US stock market crash falls April 4th, Donald Trump’s mutual tariffs, US growth concerns: Wall Street benchmarks continued to bleed in Friday’s second consecutive session as energy, financial, materials and technology stocks accelerated a full sale in the US stock market. Investors remained at Tenterhook amid concerns about the global trade war and potential impacts on economic growth amid fears of a recession. The US market managed a somewhat positive deadline following President Donald Trump’s April 2nd tariff announcement, but big sales have been spotted over the next two days amid concerns about a trade war that will hinder the growth of the world’s largest economy.
The Dow Jones industrial average fell to 38,598.1 to 1,947.9 points (4.8%) during the session, in addition to a crash of 1,679.4 points (4.0%) the day before. The S&P 500 plunged 294.8 points (5.5 percent) to 5,101.8, while the noseed 961 points (5.8 percent) of the American high-tech stock-heavy Nasdaq Composite reached 15,589.6 at the weakest level in intraday trade.

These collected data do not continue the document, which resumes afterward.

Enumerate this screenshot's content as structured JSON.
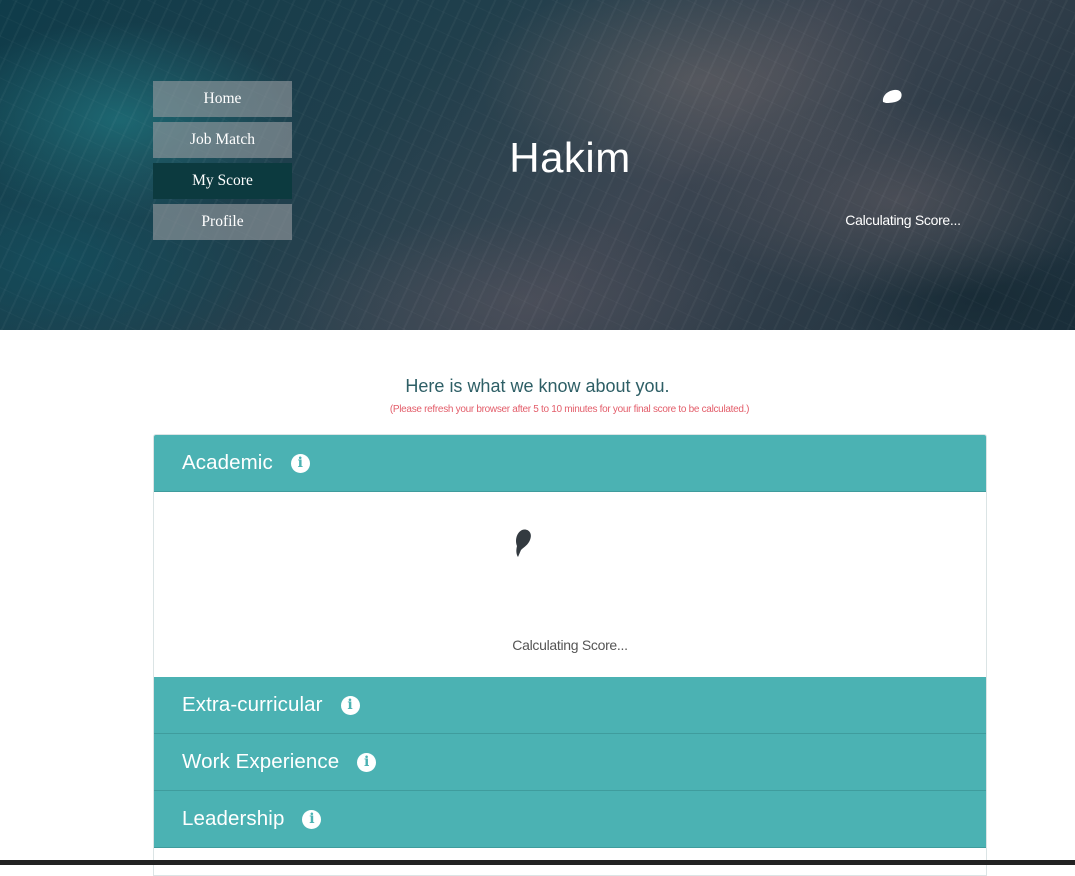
{
  "nav": {
    "items": [
      {
        "label": "Home",
        "active": false
      },
      {
        "label": "Job Match",
        "active": false
      },
      {
        "label": "My Score",
        "active": true
      },
      {
        "label": "Profile",
        "active": false
      }
    ]
  },
  "hero": {
    "name": "Hakim",
    "status": "Calculating Score..."
  },
  "main": {
    "intro": "Here is what we know about you.",
    "note": "(Please refresh your browser after 5 to 10 minutes for your final score to be calculated.)"
  },
  "sections": [
    {
      "title": "Academic",
      "expanded": true,
      "status": "Calculating Score..."
    },
    {
      "title": "Extra-curricular",
      "expanded": false
    },
    {
      "title": "Work Experience",
      "expanded": false
    },
    {
      "title": "Leadership",
      "expanded": false
    }
  ],
  "icons": {
    "info": "info-icon",
    "spinner": "spinner-icon"
  },
  "colors": {
    "accent": "#4bb2b3",
    "nav_active": "#0c3a3f",
    "note": "#e35d6a",
    "intro": "#2e5f66"
  }
}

Blue Chip Stock, Boeing, 3M, Nvidia, Apple, Applovin, Grail, GE Healthcare, Intel, Tesla and Airbnb were 7-19% spiraled each.
China fights Trump‘Customs duties with more obligations. Investors are worried
On Friday, China announced an additional 34% obligation to imports from the US. Some analysts say China’s actions have regained the fears of the recession due to the trade war.
Here’s how the main US indexes were made at 2:25 PM Eastern time (11:55 PM India):
- DJIA: 38,649.8, 1,896.1 points (4.7%)
- S&P 500: 291 points or 5.4% at 5,105.5
- NASDAQ COMPOSITE: 881.1 points or 5.3% at 15,669.5
- Russell 2000: 79.7 points, or 4.2 percent, at 1,830.8
For weeks, growing concerns about the US president’s harsh trade actions and retaliatory actions by major US trade partners have been in the way of economic growth, giving investors the advantage. The next day you panic on Wall Street and the main index registers the worst slide from the depth of COVID.
Also Read: Donald Trump Announces 10% Baseline Tariffs on All Imports, calling India “very, very strict”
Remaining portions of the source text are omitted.